Dr. Renate Bormann, Berlin
Botschafter Mandakhbileg in seinen Amtsräumen am Hausvogteiplatz in Berlin
Das letzte Gespräch mit einem mongolischen
Botschafter in Deutschland liegt sieben Jahre zurück
Seitdem hat sich die Welt verändert.
Corona, Wirtschaftskrise, Inflation, der Angriffskrieg Russlands gegen die
Ukraine, der Gazakrieg, die Spannungen auf der koreanischen Halbinsel und um
Taiwan, um nur einige der einschneidenden Wendepunkte im internationalen
Zusammenleben zu nennen.
Die Mongolei ist direkt oder indirekt von allen betroffen.

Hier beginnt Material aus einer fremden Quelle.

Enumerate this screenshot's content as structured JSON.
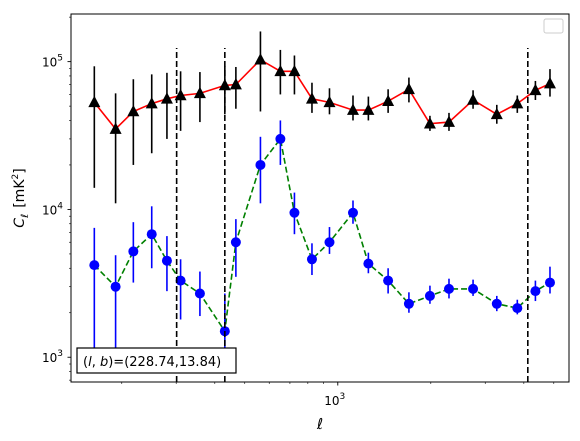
{
  "chart_data": {
    "type": "scatter",
    "xlabel": "ℓ",
    "ylabel_main": "C",
    "ylabel_sub": "ℓ",
    "ylabel_unit_pre": "[mK",
    "ylabel_unit_sup": "2",
    "ylabel_unit_post": "]",
    "x_scale": "log",
    "y_scale": "log",
    "xlim": [
      137,
      5600
    ],
    "ylim": [
      680,
      210000
    ],
    "x_ticks": [
      {
        "value": 1000,
        "base": "10",
        "exp": "3"
      }
    ],
    "y_ticks": [
      {
        "value": 1000,
        "base": "10",
        "exp": "3"
      },
      {
        "value": 10000,
        "base": "10",
        "exp": "4"
      },
      {
        "value": 100000,
        "base": "10",
        "exp": "5"
      }
    ],
    "vlines": [
      301,
      431,
      4120
    ],
    "legend": "top-right, empty",
    "annotation": {
      "pre": "(",
      "l": "l",
      "sep": ", ",
      "b": "b",
      "post": ")=(228.74,13.84)"
    },
    "series": [
      {
        "line_color": "#ff0000",
        "line_style": "solid",
        "marker": "triangle",
        "marker_color": "#000000",
        "errorbar_color": "#000000",
        "x": [
          163,
          191,
          218,
          250,
          280,
          310,
          358,
          431,
          468,
          562,
          652,
          724,
          825,
          940,
          1120,
          1256,
          1455,
          1699,
          1987,
          2290,
          2740,
          3270,
          3810,
          4360,
          4860
        ],
        "y": [
          53000,
          35000,
          46000,
          52000,
          56000,
          59000,
          61000,
          69000,
          70000,
          103000,
          86000,
          86000,
          56000,
          53000,
          47000,
          47000,
          54000,
          65000,
          38000,
          39000,
          55000,
          44000,
          52000,
          64000,
          71000
        ],
        "y_low": [
          14000,
          11000,
          20000,
          24000,
          30000,
          34000,
          39000,
          44000,
          48000,
          46000,
          60000,
          60000,
          45000,
          44000,
          40000,
          40000,
          45000,
          53000,
          34000,
          34000,
          48000,
          38000,
          45000,
          55000,
          58000
        ],
        "y_high": [
          93000,
          61000,
          76000,
          82000,
          84000,
          86000,
          85000,
          93000,
          92000,
          160000,
          120000,
          110000,
          72000,
          66000,
          59000,
          58000,
          65000,
          78000,
          43000,
          45000,
          64000,
          51000,
          59000,
          74000,
          89000
        ]
      },
      {
        "line_color": "#008000",
        "line_style": "dashed",
        "marker": "circle",
        "marker_color": "#0000ff",
        "errorbar_color": "#0000ff",
        "x": [
          163,
          191,
          218,
          250,
          280,
          310,
          358,
          431,
          468,
          562,
          652,
          724,
          825,
          940,
          1120,
          1256,
          1455,
          1699,
          1987,
          2290,
          2740,
          3270,
          3810,
          4360,
          4860
        ],
        "y": [
          4200,
          3000,
          5200,
          6800,
          4500,
          3300,
          2700,
          1500,
          6000,
          20000,
          30000,
          9500,
          4600,
          6000,
          9500,
          4300,
          3300,
          2300,
          2600,
          2900,
          2900,
          2300,
          2150,
          2800,
          3200
        ],
        "y_low": [
          1000,
          1000,
          3200,
          4000,
          2800,
          1800,
          1900,
          1000,
          3500,
          11000,
          20000,
          6800,
          3600,
          5000,
          8000,
          3700,
          2700,
          2000,
          2300,
          2500,
          2600,
          2050,
          1950,
          2400,
          2700
        ],
        "y_high": [
          7500,
          4900,
          8200,
          10500,
          6600,
          4600,
          3800,
          2700,
          8600,
          31000,
          40000,
          13000,
          5900,
          7600,
          11500,
          5100,
          4000,
          2750,
          3050,
          3400,
          3350,
          2600,
          2450,
          3300,
          4100
        ]
      }
    ]
  }
}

Am 06. Dezember 2021 hat Botschafter Mandakhbileg sein Beglaubigungsschreiben an
Bundespräsident Frank Walter Steinmeier übergeben, zwei Tage vor der Bildung der
deutschen Koalitionsregierung aus SPD, Bündnis90/Die Grünen (die Grünen) und
FDP.
Wir freuen uns, dass der Botschafter der Mongolei Zeit gefunden hat, um mit
Mongolei Online (MO) über die aktuelle wirtschaftliche und politische Lage in
der Mongolei, das bilaterale Verhältnis zwischen Deutschland und der Mongolei,
über Probleme, Aufgaben und Ziele, auch über Privates und seine berufliche
Entwicklung zu sprechen.
MO: Verraten Sie uns etwas über Ihre Herkunft und Familie und Ihren beruflichen Werdegang?
M.: Geboren
wurde ich 1964 in Ulaanbaatar.
Im Alter von sieben Jahren bin ich mit meinen Eltern das erste Mal nach
Deutschland gereist. Mein Vater war Doktorand am Institut für
Gesellschaftswissenschaften (IfG).
In Ulaanbaatar habe ich die russische Schule Nr. 3 besucht, an der ab der
5.Klasse Deutsch als Fremdsprache unterrichtet wurde.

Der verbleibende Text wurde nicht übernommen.